São Paulo, segunda-feira, 22 de julho de 2002

Texto Anterior | Próximo Texto | Índice

TENDÊNCIAS/DEBATES

Por onde começar?

HELOÍSA HELENA DE OLIVEIRA


Atuar no social não é tarefa simples, e a boa vontade não é suficiente para garantir uma atuação séria


Vivemos em um país de contrastes, onde riqueza e miséria são vizinhas, onde os problemas sociais se acumulam e se agravam, castigando, cada vez mais, uma sociedade já bastante sacrificada. Está claro que o governo só não dá conta de resolver e equacionar tais problemas ou reverter esse quadro. O público, sabemos agora, é de interesse e responsabilidade de todos nós.
Essa certeza vem gerando uma crescente conscientização de empresas e instituições quanto à importância de sua participação no resgate da cidadania e da dignidade social. Não se trata apenas de uma ação de marketing, mas sim de responsabilidade social, tema que tem pautado discussões empresariais e merecido atenção da mídia.
Mas atuar no social não é tarefa simples, e a boa vontade, embora indispensável, não é suficiente para garantir uma atuação séria. É preciso planejamento. É necessário primeiro definir em que causa atuar e o que fazer, ou seja, qual é a melhor contribuição que podemos dar? É verdade que todas as causas e problemas são importantes e nenhum deve ser desconsiderado, mas qualquer intervenção depende da natureza e das habilidades do agente social. É o primeiro passo para que sua ação faça diferença. Foi assim que deparamos com a inclusão social dos portadores de deficiência.
Ao analisarmos o que poderíamos fazer para contribuir com essa causa, percebemos que algumas perguntas permanecem sem resposta, seja pela inexistência de dados, seja pela abundância deles, às vezes contraditórios. O universo do portador de deficiência ainda é desconhecido por nós. Somente agora, com a divulgação da tabulação avançada do Censo 2000 pelo IBGE, concluiu-se que somos 24,5 milhões de brasileiros com algum tipo de deficiência, número dez vezes maior que o divulgado pelo Censo 1991. Diferentemente também do que se previa, não é a deficiência mental que predomina nesse universo, mas a visual, que acomete mais de 12 milhões de pessoas.
Os dados do Censo 2000, apesar de darem uma primeira idéia dessa realidade, no entanto, ainda não são suficientes para que tenhamos condições de tratar o assunto com assertividade.

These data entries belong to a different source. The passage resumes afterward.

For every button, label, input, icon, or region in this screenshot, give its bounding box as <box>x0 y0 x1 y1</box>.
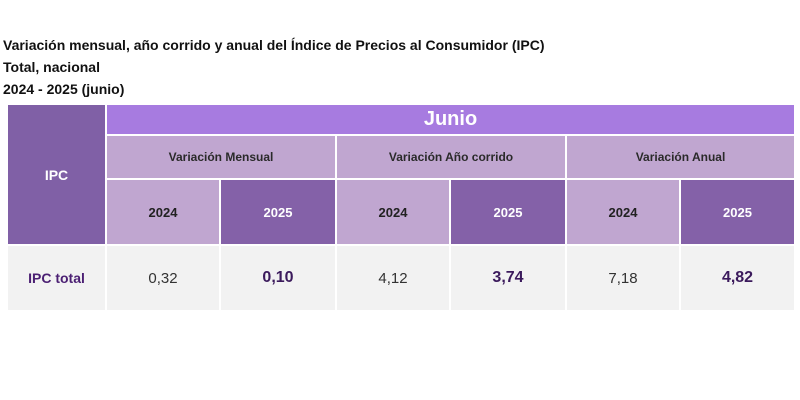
table-row: IPC total 0,32 0,10 4,12 3,74 7,18 4,82 <box>6 244 797 312</box>
cell-corrido-2024: 4,12 <box>335 244 451 312</box>
cell-corrido-2025: 3,74 <box>449 244 567 312</box>
title-line-2: Total, nacional <box>3 59 100 75</box>
row-label-ipc-total: IPC total <box>6 244 107 312</box>
year-header-corrido-2025: 2025 <box>449 178 567 246</box>
group-header-anio-corrido: Variación Año corrido <box>335 134 567 180</box>
year-header-mensual-2025: 2025 <box>219 178 337 246</box>
title-line-3: 2024 - 2025 (junio) <box>3 81 125 97</box>
cell-mensual-2024: 0,32 <box>105 244 221 312</box>
cell-mensual-2025: 0,10 <box>219 244 337 312</box>
year-header-mensual-2024: 2024 <box>105 178 221 246</box>
cell-anual-2024: 7,18 <box>565 244 681 312</box>
group-header-anual: Variación Anual <box>564 134 797 180</box>
group-header-mensual: Variación Mensual <box>105 134 337 180</box>
cell-anual-2025: 4,82 <box>678 244 797 312</box>
year-header-anual-2024: 2024 <box>565 178 681 246</box>
year-header-corrido-2024: 2024 <box>335 178 451 246</box>
title-line-1: Variación mensual, año corrido y anual d… <box>3 37 545 53</box>
report-title: Variación mensual, año corrido y anual d… <box>3 34 544 100</box>
month-header: Junio <box>104 103 797 136</box>
ipc-table: IPC Junio Variación Mensual Variación Añ… <box>6 103 797 312</box>
ipc-corner-header: IPC <box>6 103 107 246</box>
year-header-anual-2025: 2025 <box>678 178 797 246</box>
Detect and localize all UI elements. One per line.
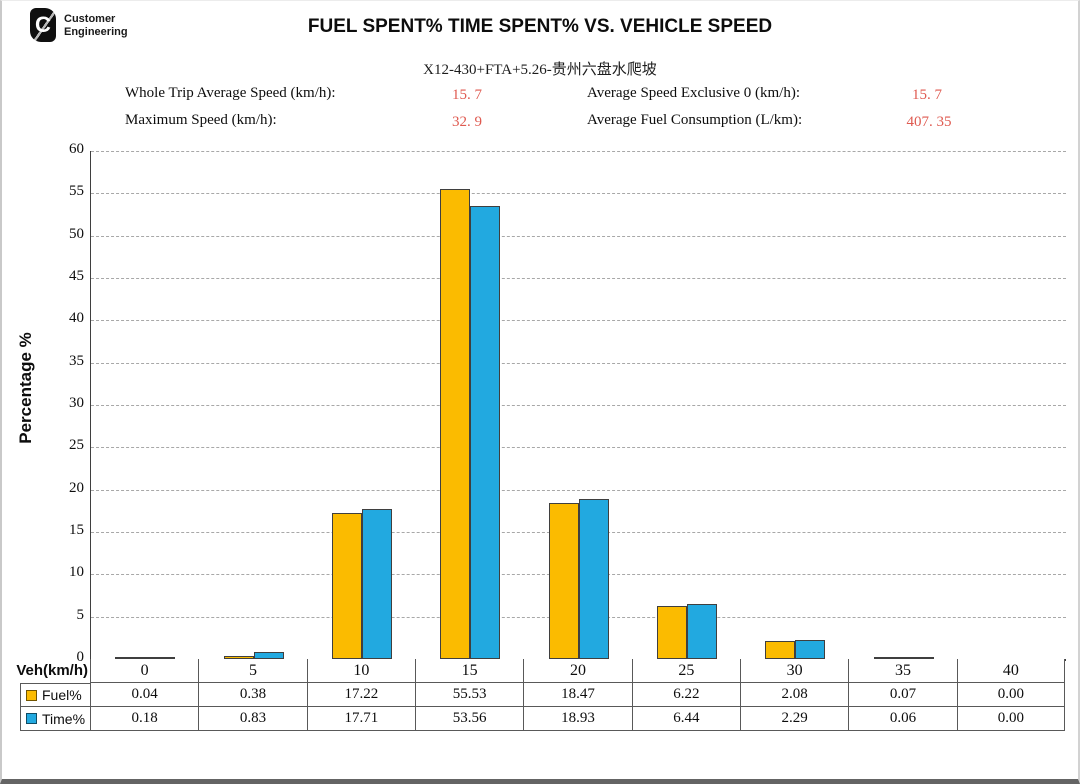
gridline-50 [91, 235, 1066, 237]
chart-data-table: 0 5 10 15 20 25 30 35 40 Fuel% 0.04 0.38 17.22 55.53 1… [20, 659, 1065, 731]
y-axis-tick-55: 55 [69, 183, 84, 200]
value-cell-time-0: 0.18 [90, 707, 199, 731]
stat-label-avg-speed-exclusive-0: Average Speed Exclusive 0 (km/h): [587, 85, 800, 101]
gridline-20 [91, 489, 1066, 491]
gridline-60 [91, 151, 1066, 152]
value-cell-time-40: 0.00 [956, 707, 1065, 731]
stat-value-whole-trip-avg-speed: 15. 7 [452, 87, 482, 103]
bar-fuel-25 [656, 606, 687, 659]
y-axis-tick-0: 0 [76, 649, 85, 665]
series-row-header: Time% [20, 707, 90, 731]
bar-time-15 [470, 205, 501, 659]
y-axis-tick-45: 45 [69, 268, 84, 284]
speed-bin-header-5: 5 [198, 659, 307, 683]
value-cell-fuel-35: 0.07 [848, 683, 957, 707]
value-cell-fuel-20: 18.47 [523, 683, 632, 707]
value-cell-fuel-25: 6.22 [631, 683, 740, 707]
gridline-40 [91, 320, 1066, 322]
y-axis-tick-40: 40 [69, 310, 84, 327]
bar-fuel-35 [873, 657, 904, 659]
value-cell-fuel-15: 55.53 [415, 683, 524, 707]
speed-bin-header-25: 25 [631, 659, 740, 683]
stat-value-maximum-speed: 32. 9 [452, 114, 482, 130]
y-axis-title: Percentage % [16, 332, 35, 444]
gridline-45 [91, 278, 1066, 279]
y-axis-tick-35: 35 [69, 352, 84, 369]
legend-key-fuel [26, 689, 37, 701]
page-subtitle: X12-430+FTA+5.26-贵州六盘水爬坡 [423, 62, 657, 78]
bar-time-25 [686, 604, 717, 659]
gridline-30 [91, 405, 1066, 406]
y-axis-tick-60: 60 [69, 141, 84, 157]
value-cell-time-15: 53.56 [415, 707, 524, 731]
gridline-35 [91, 362, 1066, 364]
x-axis-title: Veh(km/h) [16, 662, 88, 679]
y-axis-tick-25: 25 [69, 437, 84, 454]
logo-letter: C [35, 12, 51, 37]
cummins-c-icon: C [30, 8, 56, 42]
stat-value-avg-fuel-consumption: 407. 35 [906, 114, 952, 130]
bar-time-0 [145, 657, 176, 659]
logo-caption-line2: Engineering [64, 26, 128, 38]
legend-key-time [26, 713, 37, 724]
stat-label-avg-fuel-consumption: Average Fuel Consumption (L/km): [587, 112, 803, 128]
speed-bin-header-20: 20 [523, 659, 632, 683]
bar-time-5 [253, 651, 284, 659]
y-axis-tick-30: 30 [69, 395, 84, 411]
bar-fuel-20 [548, 502, 579, 659]
bar-fuel-30 [765, 641, 796, 659]
bar-fuel-5 [223, 655, 254, 659]
series-row-header: Fuel% [20, 683, 90, 707]
value-cell-time-20: 18.93 [523, 707, 632, 731]
value-cell-fuel-30: 2.08 [740, 683, 849, 707]
value-cell-time-25: 6.44 [631, 707, 740, 731]
value-cell-fuel-40: 0.00 [956, 683, 1065, 707]
stat-value-avg-speed-exclusive-0: 15. 7 [912, 87, 942, 103]
y-axis-tick-20: 20 [69, 479, 84, 496]
speed-bin-header-10: 10 [306, 659, 415, 683]
speed-bin-header-30: 30 [740, 659, 849, 683]
cummins-logo: C Customer Engineering [30, 8, 128, 42]
value-cell-fuel-10: 17.22 [306, 683, 415, 707]
bar-time-10 [361, 509, 392, 659]
y-axis-tick-10: 10 [69, 564, 84, 581]
speed-bin-header-35: 35 [848, 659, 957, 683]
y-axis-tick-50: 50 [69, 225, 84, 242]
series-name-time: Time% [42, 710, 86, 727]
speed-bin-header-0: 0 [90, 659, 199, 683]
gridline-55 [91, 193, 1066, 195]
bar-time-35 [903, 657, 934, 659]
speed-bin-header-15: 15 [415, 659, 524, 683]
value-cell-fuel-0: 0.04 [90, 683, 199, 707]
value-cell-time-10: 17.71 [306, 707, 415, 731]
y-axis-tick-5: 5 [76, 606, 85, 623]
gridline-25 [91, 447, 1066, 449]
logo-caption-line1: Customer [64, 13, 116, 25]
value-cell-time-35: 0.06 [848, 707, 957, 731]
stat-label-maximum-speed: Maximum Speed (km/h): [125, 112, 277, 128]
bar-fuel-0 [115, 657, 146, 659]
value-cell-fuel-5: 0.38 [198, 683, 307, 707]
series-name-fuel: Fuel% [42, 687, 82, 703]
value-cell-time-5: 0.83 [198, 707, 307, 731]
bar-fuel-15 [440, 188, 471, 659]
speed-bin-header-40: 40 [956, 659, 1065, 683]
bar-time-20 [578, 498, 609, 659]
bar-time-30 [795, 639, 826, 659]
bar-fuel-10 [331, 513, 362, 659]
page-title: FUEL SPENT% TIME SPENT% VS. VEHICLE SPEE… [307, 16, 773, 37]
value-cell-time-30: 2.29 [740, 707, 849, 731]
stat-label-whole-trip-avg-speed: Whole Trip Average Speed (km/h): [125, 85, 336, 101]
y-axis-tick-15: 15 [69, 522, 84, 538]
bar-chart-plot-area [90, 151, 1066, 661]
logo-caption: Customer Engineering [64, 8, 128, 39]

Só poderemos contribuir para uma inclusão real de pessoas quando as conhecermos melhor. É preciso saber mais. Onde estão essas pessoas? Que tipo de formação têm? Que habilidades podem ser potencializadas? Que necessidades têm?
E tantas outras questões sobre saúde, educação, esporte e lazer, capacidades, dificuldades, anseios e sonhos. Só assim o portador de deficiência deixará de ser parte de um número, de uma cota estabelecida.
Assim nasceu o programa Diversidade, que começa com um estudo, já em andamento, coordenado pelo professor Marcelo Néri, chefe do Centro de Políticas Sociais da Fundação Getúlio Vargas, cujo objetivo é possibilitar um maior conhecimento do universo do portador de deficiência. O estudo foi planejado sob dois aspectos: estatístico, para dimensionar e qualificar esse universo por meio da análise dos dados existentes e o cruzamento dessas informações, e bibliográfico, um levantamento do conhecimento acadêmico sobre o assunto, produzido a partir de 1990.
O resultado que esperamos obter, previsto para daqui a nove meses, é um retrato da deficiência no Brasil, capaz de subsidiar ações, públicas ou privadas, voltadas para as pessoas portadoras de deficiência.
Este é o começo de um trabalho, que terá outras ações e desdobramentos, como o fortalecimento dos Conselhos de Direito, importantes fóruns participativos da pessoa portadora de deficiência; campanhas educativas, desvinculando deficiência de incapacidade; um guia sobre deficiência, disseminando serviços e informações sobre saúde, educação, legislação, orientação familiar e acessibilidade.


Heloísa Helena Silva de Oliveira, 46, economista, é presidente da Fundação Banco do Brasil.


Texto Anterior:
TENDÊNCIAS/DEBATES
Jorge da Cunha Lima: O naufrágio da ética

Próximo Texto: Painel do Leitor
Índice


Copyright Empresa Folha da Manhã S/A. Todos os direitos reservados. É proibida a reprodução do conteúdo desta página em qualquer meio de comunicação, eletrônico ou impresso, sem autorização escrita da Folhapress.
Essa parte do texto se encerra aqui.